Databases

One-click managed PostgreSQL running inside your own AWS VPC. Backups, pooling, and encryption included.

Ownkube provisions managed PostgreSQL databases directly inside the cluster in your AWS account. Backups, encryption, and connection pooling are included. You never wire them up yourself.

Add one from your dashboard by choosing Database as the resource type.

Supported engines

PostgreSQL

Available now. Versions 17 and 18. Connection pooling, automated backups, and point-in-time recovery on EKS.

Redis

Coming soon. In-memory store for caching, sessions, and background queues.

MySQL

Coming soon. Managed MySQL alongside PostgreSQL.

What you configure

Pick an engine and version

PostgreSQL 17 or 18. Pin the version. You can upgrade later through the detail page.

Size the database

Pick the CPU, memory, and storage you need. Start small; you can resize without destroying the database.

Pick a cluster and environment

Databases live on a cluster, tagged to an environment. Databases on Production clusters get HA by default; a Starter cluster (K3s on one AWS instance) runs a single PostgreSQL instance.

Create

Ownkube provisions the database, generates credentials, and attaches them to the deployment as environment variables.

Cluster-shape differences

  • High availability: primary + replica with automated failover
  • Point-in-time recovery: restore to any moment in the last retention window
  • Connection pooling: optional transaction or session pooling
  • Automated backups: daily snapshots with configurable retention
  • Vertical and horizontal scaling without downtime
  • Single instance: runs on the same node as your apps
  • Automated backups: periodic snapshots stored in your account's S3
  • Best for dev, staging, and small production workloads where a single-AZ DB is acceptable
  • Upgrade path: move workloads to EKS when you need HA

Security defaults

  • Encryption at rest using AWS KMS keys in your account
  • Encryption in transit via TLS
  • Private by default: a new database is reachable only from inside your VPC, with no public endpoint. Public access is opt-in (see below).
  • Per-database credentials: each database gets its own generated user and password, stored in your cluster's secret store

Connecting your app

When you attach a database to a deployment, Ownkube injects a connection string and individual credentials as environment variables into your app container:

DATABASE_URL=postgresql://user:pass@host:5432/dbname
PGHOST=...
PGPORT=5432
PGUSER=...
PGPASSWORD=...
PGDATABASE=...

You don't manage the secrets. Rotation happens automatically and the new values are picked up on the next rollout.

Public access

A database is private by default. If you need to reach it from outside the VPC, for example from a local tool or a CI runner, turn on public access from the database's Database tab. When you enable it, Ownkube:

  • allocates a stable public hostname for the database
  • issues a dedicated TLS certificate for that hostname
  • routes traffic to the database over an encrypted, TLS-passthrough connection

Connect with TLS verification on. Because several databases can share the public entry point, your client must send the hostname during the TLS handshake (direct TLS negotiation). For example, with psql:

psql "host=db-yourname.ownkube.app port=5432 dbname=app user=app sslmode=verify-full sslnegotiation=direct"

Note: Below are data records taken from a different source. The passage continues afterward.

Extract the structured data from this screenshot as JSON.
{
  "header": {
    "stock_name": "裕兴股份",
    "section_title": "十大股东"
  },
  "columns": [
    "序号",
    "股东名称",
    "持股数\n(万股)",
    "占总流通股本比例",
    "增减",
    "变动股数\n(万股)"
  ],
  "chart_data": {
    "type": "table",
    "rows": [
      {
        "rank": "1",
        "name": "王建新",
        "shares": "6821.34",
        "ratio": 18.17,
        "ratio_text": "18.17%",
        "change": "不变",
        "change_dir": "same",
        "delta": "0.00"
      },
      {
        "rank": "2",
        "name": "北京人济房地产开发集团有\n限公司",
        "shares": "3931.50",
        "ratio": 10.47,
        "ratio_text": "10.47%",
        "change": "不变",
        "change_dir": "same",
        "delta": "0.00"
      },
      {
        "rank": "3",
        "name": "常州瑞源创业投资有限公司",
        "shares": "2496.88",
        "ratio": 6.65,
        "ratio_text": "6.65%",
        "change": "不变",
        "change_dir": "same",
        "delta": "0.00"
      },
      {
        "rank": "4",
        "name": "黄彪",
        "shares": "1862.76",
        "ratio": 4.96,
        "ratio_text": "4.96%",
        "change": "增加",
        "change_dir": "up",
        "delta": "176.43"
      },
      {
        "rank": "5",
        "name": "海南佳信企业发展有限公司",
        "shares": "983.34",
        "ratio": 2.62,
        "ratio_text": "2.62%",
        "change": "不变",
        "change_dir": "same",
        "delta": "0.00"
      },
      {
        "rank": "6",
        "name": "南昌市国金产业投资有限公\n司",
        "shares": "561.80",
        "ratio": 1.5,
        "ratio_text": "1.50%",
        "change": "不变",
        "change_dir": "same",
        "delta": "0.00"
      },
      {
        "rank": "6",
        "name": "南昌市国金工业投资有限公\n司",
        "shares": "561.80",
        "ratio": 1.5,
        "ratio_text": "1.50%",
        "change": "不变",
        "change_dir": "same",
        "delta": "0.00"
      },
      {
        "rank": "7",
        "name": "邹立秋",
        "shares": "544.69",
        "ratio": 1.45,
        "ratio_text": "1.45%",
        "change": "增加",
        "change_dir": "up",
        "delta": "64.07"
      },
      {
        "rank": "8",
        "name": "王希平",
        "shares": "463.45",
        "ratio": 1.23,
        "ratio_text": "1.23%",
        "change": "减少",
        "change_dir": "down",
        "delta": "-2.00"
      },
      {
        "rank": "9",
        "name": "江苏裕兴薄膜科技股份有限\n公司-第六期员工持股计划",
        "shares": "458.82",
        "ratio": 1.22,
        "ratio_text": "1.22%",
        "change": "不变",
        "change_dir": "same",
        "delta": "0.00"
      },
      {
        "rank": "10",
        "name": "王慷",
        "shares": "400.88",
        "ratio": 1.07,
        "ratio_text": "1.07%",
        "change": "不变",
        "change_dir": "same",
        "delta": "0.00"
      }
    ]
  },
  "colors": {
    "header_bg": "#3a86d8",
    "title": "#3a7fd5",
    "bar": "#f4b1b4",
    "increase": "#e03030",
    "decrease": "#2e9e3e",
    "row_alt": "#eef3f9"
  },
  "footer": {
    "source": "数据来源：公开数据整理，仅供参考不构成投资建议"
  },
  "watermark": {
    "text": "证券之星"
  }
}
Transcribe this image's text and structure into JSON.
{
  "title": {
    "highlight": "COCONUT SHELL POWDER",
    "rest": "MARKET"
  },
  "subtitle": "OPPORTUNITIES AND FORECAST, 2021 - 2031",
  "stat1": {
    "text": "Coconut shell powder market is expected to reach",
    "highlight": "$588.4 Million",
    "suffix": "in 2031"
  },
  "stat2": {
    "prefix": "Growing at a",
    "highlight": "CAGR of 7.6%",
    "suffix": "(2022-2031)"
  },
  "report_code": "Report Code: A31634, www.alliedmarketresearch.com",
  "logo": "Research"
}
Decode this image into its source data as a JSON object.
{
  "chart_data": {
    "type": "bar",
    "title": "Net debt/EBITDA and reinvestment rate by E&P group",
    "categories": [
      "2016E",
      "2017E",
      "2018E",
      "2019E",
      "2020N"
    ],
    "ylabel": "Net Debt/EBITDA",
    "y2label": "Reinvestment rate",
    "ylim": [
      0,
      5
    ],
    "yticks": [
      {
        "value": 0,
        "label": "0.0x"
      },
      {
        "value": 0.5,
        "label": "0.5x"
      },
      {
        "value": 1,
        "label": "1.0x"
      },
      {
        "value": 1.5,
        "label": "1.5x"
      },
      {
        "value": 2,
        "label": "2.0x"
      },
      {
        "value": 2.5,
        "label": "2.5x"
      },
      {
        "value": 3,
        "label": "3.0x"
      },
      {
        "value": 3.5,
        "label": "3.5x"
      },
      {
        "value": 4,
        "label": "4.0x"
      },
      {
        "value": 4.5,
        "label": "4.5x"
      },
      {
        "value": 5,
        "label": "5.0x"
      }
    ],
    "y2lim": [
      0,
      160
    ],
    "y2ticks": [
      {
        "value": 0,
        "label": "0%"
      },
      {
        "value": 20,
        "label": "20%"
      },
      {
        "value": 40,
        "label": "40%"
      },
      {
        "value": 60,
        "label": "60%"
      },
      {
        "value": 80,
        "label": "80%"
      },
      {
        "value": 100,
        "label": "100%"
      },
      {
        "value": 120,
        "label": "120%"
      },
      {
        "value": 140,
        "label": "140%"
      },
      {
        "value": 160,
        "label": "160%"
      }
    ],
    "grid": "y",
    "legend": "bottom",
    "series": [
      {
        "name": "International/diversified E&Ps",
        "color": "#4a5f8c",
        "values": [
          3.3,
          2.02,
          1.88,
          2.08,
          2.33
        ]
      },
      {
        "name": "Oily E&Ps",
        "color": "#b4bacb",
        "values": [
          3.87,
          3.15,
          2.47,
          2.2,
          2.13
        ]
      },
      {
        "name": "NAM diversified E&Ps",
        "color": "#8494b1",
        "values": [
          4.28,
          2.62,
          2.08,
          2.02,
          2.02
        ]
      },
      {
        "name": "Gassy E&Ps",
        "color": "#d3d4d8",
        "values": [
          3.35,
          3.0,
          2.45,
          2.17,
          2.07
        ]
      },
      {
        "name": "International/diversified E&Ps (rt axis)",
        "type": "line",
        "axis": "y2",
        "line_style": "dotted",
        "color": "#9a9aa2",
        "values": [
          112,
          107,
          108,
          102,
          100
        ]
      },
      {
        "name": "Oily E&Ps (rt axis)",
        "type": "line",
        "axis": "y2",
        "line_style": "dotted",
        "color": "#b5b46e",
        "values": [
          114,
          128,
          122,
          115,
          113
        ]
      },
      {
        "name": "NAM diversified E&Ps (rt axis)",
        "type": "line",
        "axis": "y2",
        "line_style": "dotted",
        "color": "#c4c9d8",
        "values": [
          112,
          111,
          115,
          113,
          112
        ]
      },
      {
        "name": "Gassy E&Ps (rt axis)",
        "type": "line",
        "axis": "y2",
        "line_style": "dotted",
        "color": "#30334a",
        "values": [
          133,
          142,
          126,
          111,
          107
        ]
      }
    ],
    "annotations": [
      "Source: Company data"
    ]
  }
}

Public access widens your exposure. Keep it off unless you need it, use the generated credentials, and prefer connecting from inside the VPC for production traffic.

Backups

  • Managed EKS: daily automated snapshots with up to 30 days retention, stored encrypted in your S3
  • Starter (K3s on one AWS instance): scheduled snapshots at the frequency you choose

You can trigger a manual backup at any time from the deployment's Database tab.

The Database tab

Every database deployment has a Database tab at app.ownkube.io/dashboard/deployment/:deploymentId with:

  • Connection details: host, port, database, username, password (copy-friendly)
  • Connection string: single-click copy for DATABASE_URL
  • Backup status: last successful backup, next scheduled run
  • Resource usage: CPU, memory, and storage consumption

DB platform version

Every managed database runs on the DB platform version: the runtime Ownkube ships to power Postgres (and, soon, other engines). When we publish a new version with improvements, the deployment's Database tab shows an Upgrade control.

Tip

Keep up to date. Staying on the latest DB platform version is how you get new engine features and reliability improvements as they ship. We'll let you know in-app when an upgrade is available and what changed. Upgrades are designed so they don't affect deployment quality. Rollouts use drain-safe swaps so your database stays reachable.

Deleting a database deployment removes the data. Backups are kept in your S3 until their retention window expires. If you need to preserve data, take a manual backup before deletion.

Limits and constraints

  • Redis and MySQL are coming soon. See the changelog for progress.
  • Cross-cluster access isn't supported. A deployment and its database should be on the same cluster.
  • Public access is off by default and opt-in per database (see Public access above).